Until people realize that having a mental illness is no different than having diabetes or heart disease, there will continue to be a huge cross-section of the population who never seek treatment for their mental health condition.
3. They have inadequate insurance or no insurance at all.
Although mental illness is highly treatable, it comes at a price. Unfortunately, the price tag is high and insurance coverage is low.
To have insurance, a person must be able to hold down a job which is a problem for those who have untreated or poorly treated mental illness. According to the National Alliance on Mental Illness (NAMI), “Serious mental illness causes $193.2 billion in lost earnings each year.”
Psychiatric medication is expensive, so even if a person has insurance, it may not completely cover the cost. Insurance notoriously under covers mental health related services, which makes it cost prohibitive for many to pursue the care of a psychiatrist, therapist and proper medication.

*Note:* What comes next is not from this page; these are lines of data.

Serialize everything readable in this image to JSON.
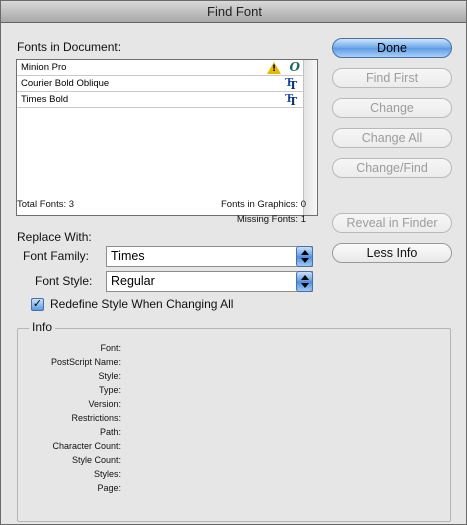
{
  "window": {
    "title": "Find Font"
  },
  "fonts_section": {
    "label": "Fonts in Document:",
    "fonts": [
      {
        "name": "Minion Pro",
        "status": "warning-icon",
        "type": "opentype-icon"
      },
      {
        "name": "Courier Bold Oblique",
        "type": "truetype-icon"
      },
      {
        "name": "Times Bold",
        "type": "truetype-icon"
      }
    ],
    "total_fonts": "Total Fonts: 3",
    "fonts_in_graphics": "Fonts in Graphics: 0",
    "missing_fonts": "Missing Fonts: 1"
  },
  "buttons": {
    "done": "Done",
    "find_first": "Find First",
    "change": "Change",
    "change_all": "Change All",
    "change_find": "Change/Find",
    "reveal_in_finder": "Reveal in Finder",
    "less_info": "Less Info"
  },
  "replace": {
    "label": "Replace With:",
    "family_label": "Font Family:",
    "family_value": "Times",
    "style_label": "Font Style:",
    "style_value": "Regular",
    "redefine_label": "Redefine Style When Changing All",
    "redefine_checked": true
  },
  "info": {
    "legend": "Info",
    "fields": [
      "Font:",
      "PostScript Name:",
      "Style:",
      "Type:",
      "Version:",
      "Restrictions:",
      "Path:",
      "Character Count:",
      "Style Count:",
      "Styles:",
      "Page:"
    ]
  },
  "colors": {
    "primary_button": "#5d9be6",
    "warning": "#e8b800",
    "truetype": "#2a56b8",
    "opentype": "#1b6a5c"
  }
}
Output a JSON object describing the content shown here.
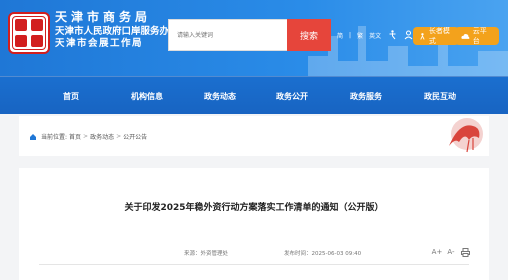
{
  "header": {
    "title": "天津市商务局",
    "subtitle1": "天津市人民政府口岸服务办公室",
    "subtitle2": "天津市会展工作局",
    "brand_color": "#1f77d6",
    "seal_icon": "seal-logo"
  },
  "search": {
    "placeholder": "请输入关键词",
    "button_label": "搜索"
  },
  "tools": {
    "simplified": "简",
    "separator": "|",
    "traditional": "繁",
    "english": "英文",
    "icons": [
      "accessibility-icon",
      "user-icon",
      "weibo-icon",
      "wechat-icon"
    ]
  },
  "pills": {
    "elder_label": "长者模式",
    "cloud_label": "云平台"
  },
  "nav": {
    "items": [
      "首页",
      "机构信息",
      "政务动态",
      "政务公开",
      "政务服务",
      "政民互动"
    ]
  },
  "breadcrumb": {
    "prefix": "当前位置:",
    "items": [
      "首页",
      "政务动态",
      "公开公告"
    ],
    "sep": ">"
  },
  "article": {
    "title": "关于印发2025年稳外资行动方案落实工作清单的通知（公开版）",
    "source_label": "来源：外资管理处",
    "date_label": "发布时间：2025-06-03 09:40",
    "controls": [
      "A+",
      "A-",
      "print-icon"
    ]
  },
  "colors": {
    "search_button": "#e6453b",
    "pill": "#f3a21c",
    "nav_bg": "#1a6fcf"
  }
}
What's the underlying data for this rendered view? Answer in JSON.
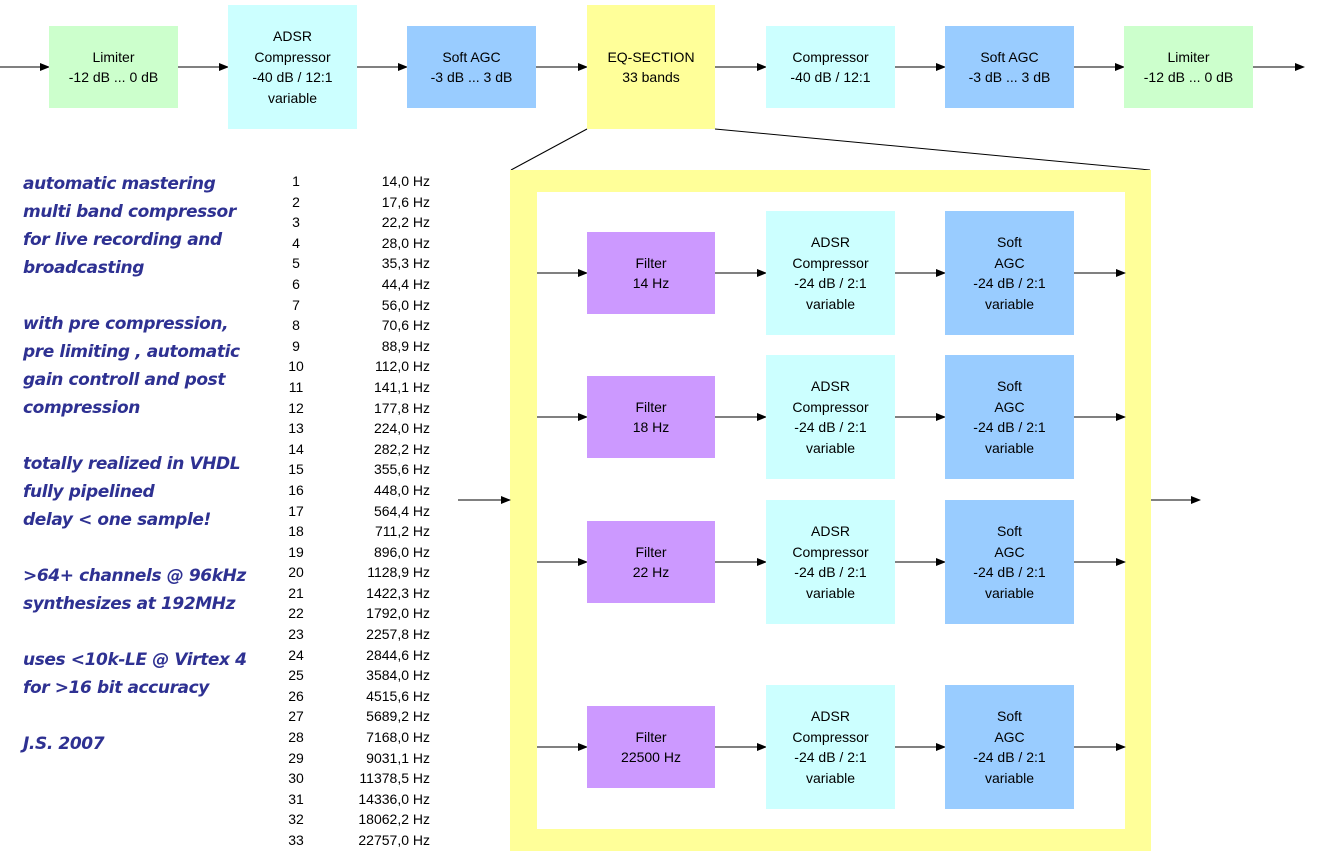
{
  "main_chain": [
    {
      "lines": [
        "Limiter",
        "-12 dB ... 0 dB"
      ],
      "color": "#ccffcc"
    },
    {
      "lines": [
        "ADSR",
        "Compressor",
        "-40 dB / 12:1",
        "variable"
      ],
      "color": "#ccffff"
    },
    {
      "lines": [
        "Soft AGC",
        "-3 dB ... 3 dB"
      ],
      "color": "#99ccff"
    },
    {
      "lines": [
        "EQ-SECTION",
        "33 bands"
      ],
      "color": "#ffff99"
    },
    {
      "lines": [
        "Compressor",
        "-40 dB / 12:1"
      ],
      "color": "#ccffff"
    },
    {
      "lines": [
        "Soft AGC",
        "-3 dB ... 3 dB"
      ],
      "color": "#99ccff"
    },
    {
      "lines": [
        "Limiter",
        "-12 dB ... 0 dB"
      ],
      "color": "#ccffcc"
    }
  ],
  "description": {
    "color": "#2e3192",
    "paragraphs": [
      [
        "automatic mastering",
        "multi band compressor",
        "for live recording and",
        "broadcasting"
      ],
      [
        "with pre compression,",
        "pre limiting , automatic",
        "gain controll and post",
        "compression"
      ],
      [
        "totally realized in VHDL",
        "fully pipelined",
        "delay < one sample!"
      ],
      [
        ">64+ channels @ 96kHz",
        "synthesizes at 192MHz"
      ],
      [
        "uses <10k-LE @ Virtex 4",
        "for >16 bit accuracy"
      ],
      [
        "J.S. 2007"
      ]
    ]
  },
  "bands": [
    {
      "n": "1",
      "f": "14,0 Hz"
    },
    {
      "n": "2",
      "f": "17,6 Hz"
    },
    {
      "n": "3",
      "f": "22,2 Hz"
    },
    {
      "n": "4",
      "f": "28,0 Hz"
    },
    {
      "n": "5",
      "f": "35,3 Hz"
    },
    {
      "n": "6",
      "f": "44,4 Hz"
    },
    {
      "n": "7",
      "f": "56,0 Hz"
    },
    {
      "n": "8",
      "f": "70,6 Hz"
    },
    {
      "n": "9",
      "f": "88,9 Hz"
    },
    {
      "n": "10",
      "f": "112,0 Hz"
    },
    {
      "n": "11",
      "f": "141,1 Hz"
    },
    {
      "n": "12",
      "f": "177,8 Hz"
    },
    {
      "n": "13",
      "f": "224,0 Hz"
    },
    {
      "n": "14",
      "f": "282,2 Hz"
    },
    {
      "n": "15",
      "f": "355,6 Hz"
    },
    {
      "n": "16",
      "f": "448,0 Hz"
    },
    {
      "n": "17",
      "f": "564,4 Hz"
    },
    {
      "n": "18",
      "f": "711,2 Hz"
    },
    {
      "n": "19",
      "f": "896,0 Hz"
    },
    {
      "n": "20",
      "f": "1128,9 Hz"
    },
    {
      "n": "21",
      "f": "1422,3 Hz"
    },
    {
      "n": "22",
      "f": "1792,0 Hz"
    },
    {
      "n": "23",
      "f": "2257,8 Hz"
    },
    {
      "n": "24",
      "f": "2844,6 Hz"
    },
    {
      "n": "25",
      "f": "3584,0 Hz"
    },
    {
      "n": "26",
      "f": "4515,6 Hz"
    },
    {
      "n": "27",
      "f": "5689,2 Hz"
    },
    {
      "n": "28",
      "f": "7168,0 Hz"
    },
    {
      "n": "29",
      "f": "9031,1 Hz"
    },
    {
      "n": "30",
      "f": "11378,5 Hz"
    },
    {
      "n": "31",
      "f": "14336,0 Hz"
    },
    {
      "n": "32",
      "f": "18062,2 Hz"
    },
    {
      "n": "33",
      "f": "22757,0 Hz"
    }
  ],
  "eq_section": {
    "frame_color": "#ffff99",
    "rows": [
      {
        "filter": [
          "Filter",
          "14 Hz"
        ],
        "compressor": [
          "ADSR",
          "Compressor",
          "-24 dB / 2:1",
          "variable"
        ],
        "agc": [
          "Soft",
          "AGC",
          "-24 dB / 2:1",
          "variable"
        ]
      },
      {
        "filter": [
          "Filter",
          "18 Hz"
        ],
        "compressor": [
          "ADSR",
          "Compressor",
          "-24 dB / 2:1",
          "variable"
        ],
        "agc": [
          "Soft",
          "AGC",
          "-24 dB / 2:1",
          "variable"
        ]
      },
      {
        "filter": [
          "Filter",
          "22 Hz"
        ],
        "compressor": [
          "ADSR",
          "Compressor",
          "-24 dB / 2:1",
          "variable"
        ],
        "agc": [
          "Soft",
          "AGC",
          "-24 dB / 2:1",
          "variable"
        ]
      },
      {
        "filter": [
          "Filter",
          "22500 Hz"
        ],
        "compressor": [
          "ADSR",
          "Compressor",
          "-24 dB / 2:1",
          "variable"
        ],
        "agc": [
          "Soft",
          "AGC",
          "-24 dB / 2:1",
          "variable"
        ]
      }
    ],
    "colors": {
      "filter": "#cc99ff",
      "compressor": "#ccffff",
      "agc": "#99ccff"
    }
  }
}
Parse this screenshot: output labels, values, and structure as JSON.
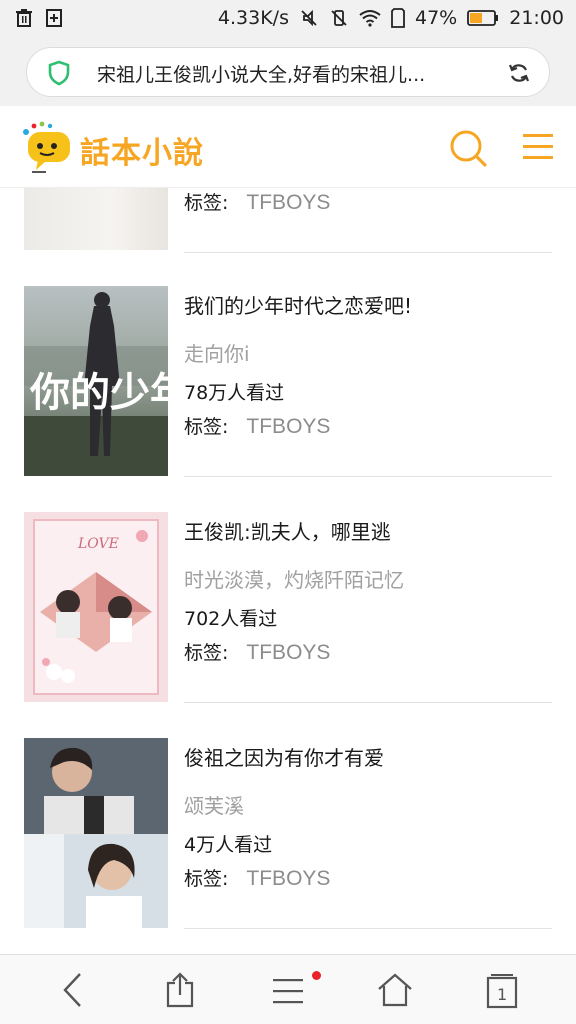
{
  "status_bar": {
    "speed": "4.33K/s",
    "battery": "47%",
    "time": "21:00"
  },
  "address_bar": {
    "url_text": "宋祖儿王俊凯小说大全,好看的宋祖儿..."
  },
  "site_header": {
    "logo_text": "話本小說"
  },
  "partial_item": {
    "tag_label": "标签:",
    "tag_value": "TFBOYS"
  },
  "items": [
    {
      "title": "我们的少年时代之恋爱吧!",
      "author": "走向你i",
      "views": "78万人看过",
      "tag_label": "标签:",
      "tag_value": "TFBOYS"
    },
    {
      "title": "王俊凯:凯夫人，哪里逃",
      "author": "时光淡漠，灼烧阡陌记忆",
      "views": "702人看过",
      "tag_label": "标签:",
      "tag_value": "TFBOYS"
    },
    {
      "title": "俊祖之因为有你才有爱",
      "author": "颂芙溪",
      "views": "4万人看过",
      "tag_label": "标签:",
      "tag_value": "TFBOYS"
    }
  ],
  "covers": {
    "cover_1_text": "你的少年时",
    "cover_2_text": "LOVE"
  },
  "bottom_nav": {
    "tabs_count": "1"
  },
  "colors": {
    "accent": "#f6a623",
    "shield": "#2fbf71",
    "notification_dot": "#e8232a"
  }
}
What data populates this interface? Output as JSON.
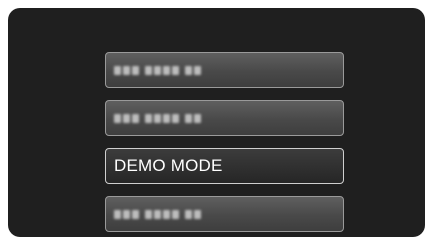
{
  "menu": {
    "items": [
      {
        "label": "",
        "selected": false,
        "blurred": true
      },
      {
        "label": "",
        "selected": false,
        "blurred": true
      },
      {
        "label": "DEMO MODE",
        "selected": true,
        "blurred": false
      },
      {
        "label": "",
        "selected": false,
        "blurred": true
      }
    ]
  },
  "colors": {
    "screen_background": "#1f1f1f",
    "item_background": "#4a4a4a",
    "selected_background": "#2a2a2a",
    "item_border": "#9a9a9a",
    "text": "#ffffff"
  }
}
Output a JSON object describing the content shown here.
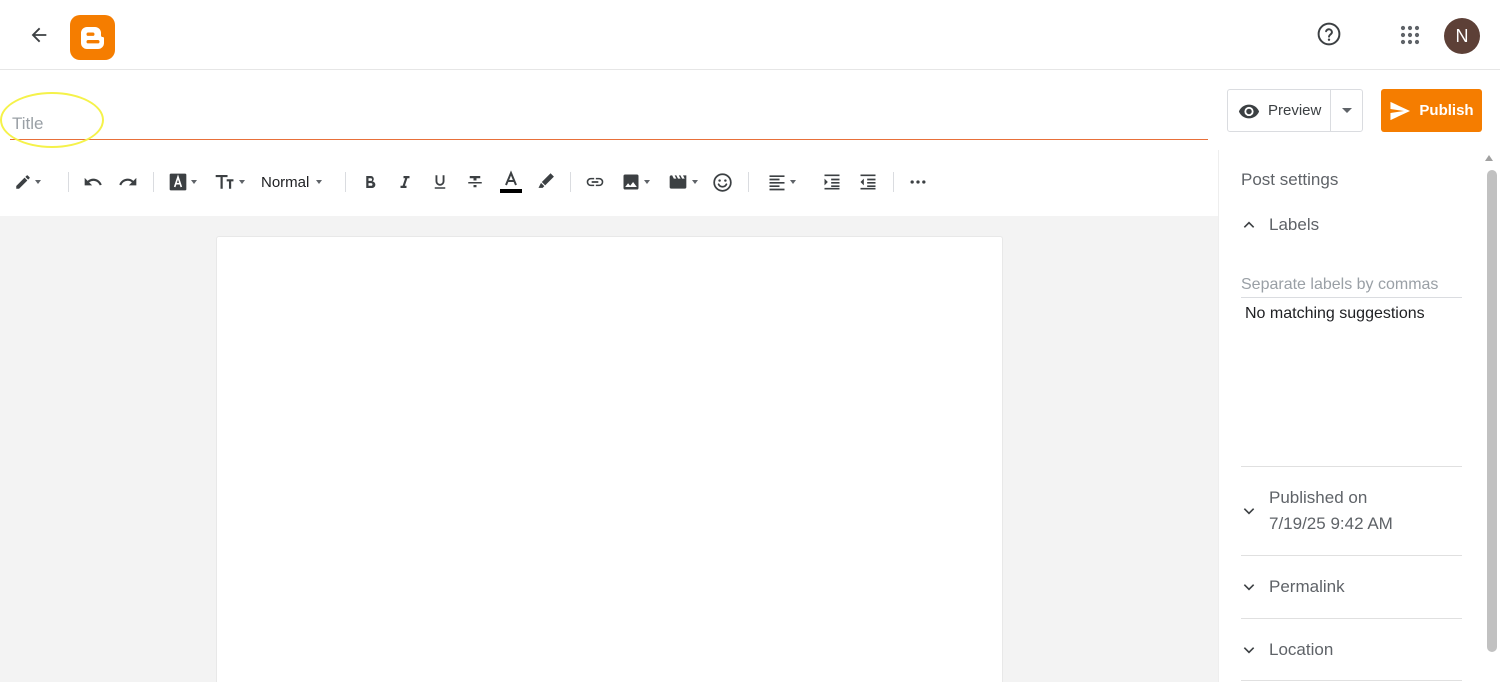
{
  "header": {
    "avatar_initial": "N"
  },
  "editor": {
    "title_placeholder": "Title",
    "title_value": ""
  },
  "actions": {
    "preview_label": "Preview",
    "publish_label": "Publish"
  },
  "toolbar": {
    "paragraph_style": "Normal"
  },
  "sidebar": {
    "title": "Post settings",
    "labels_section": "Labels",
    "labels_placeholder": "Separate labels by commas",
    "no_suggestions": "No matching suggestions",
    "published_on_label": "Published on",
    "published_on_value": "7/19/25 9:42 AM",
    "permalink_label": "Permalink",
    "location_label": "Location"
  },
  "colors": {
    "brand": "#f57d00",
    "title_underline": "#e8703a",
    "avatar": "#5d4037",
    "highlight": "#f5f24a"
  }
}
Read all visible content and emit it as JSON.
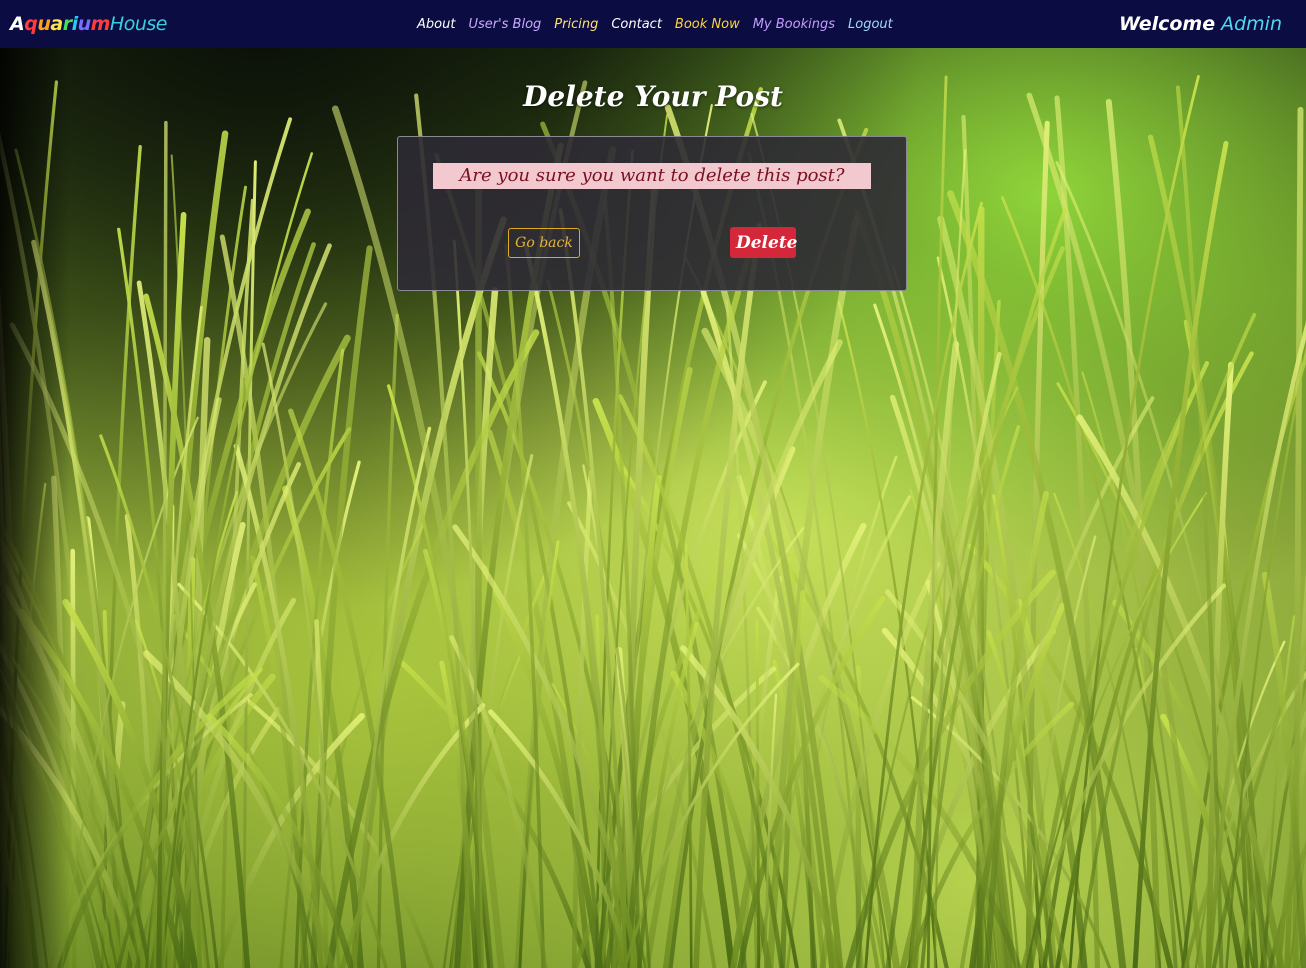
{
  "navbar": {
    "brand_part1": [
      "A",
      "q",
      "u",
      "a",
      "r",
      "i",
      "u",
      "m"
    ],
    "brand_part2": "House",
    "links": {
      "about": "About",
      "blog": "User's Blog",
      "pricing": "Pricing",
      "contact": "Contact",
      "book_now": "Book Now",
      "my_bookings": "My Bookings",
      "logout": "Logout"
    },
    "welcome": "Welcome",
    "username": "Admin"
  },
  "page": {
    "title": "Delete Your Post"
  },
  "confirm": {
    "question": "Are you sure you want to delete this post?",
    "go_back_label": "Go back",
    "delete_label": "Delete"
  },
  "colors": {
    "navbar_bg": "#0b0d42",
    "delete_button": "#d4283a",
    "go_back_border": "#e0a920",
    "question_bg": "#f1c9cf",
    "brand_house": "#36d1e0"
  },
  "background": {
    "description_icon": "aquarium-plants-image"
  }
}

When I walked through the most debilitating season of my mental illness, the only care available for me was at a local state-funded hospital. And while I am grateful for the care I received—care that I so desperately needed—it was inadequate, and I was over-medicated.
It was only when I was classified disabled and received Medicare benefits, that I could find the psychiatrist who has helped me have a better quality of life.
The only way those with untreated mental illness will ever seek treatment is if the status quo changes. We must be intentional in sharing the symptoms of mental illness in the context of how they present in someone’s day-to-day life.
We must also create an ongoing conversation about mental illness, so people won’t fear being labeled and stigmatized if they seek treatment. We must demystify and humanize mental illness, so people realize the mentally ill are just like everyone else—they are just wired differently.
We must fix the mental health care system, so that great care is available for those at all socioeconomic levels. Receiving proper treatment for mental illness must become as normal as treating diabetes or heart disease.
None of these are minor changes that will happen overnight. We must all stand up and do our part to affect change. The voice of one is easily ignored, but when the voices of many rise up, they have the power to resonate with the world at large and cause change.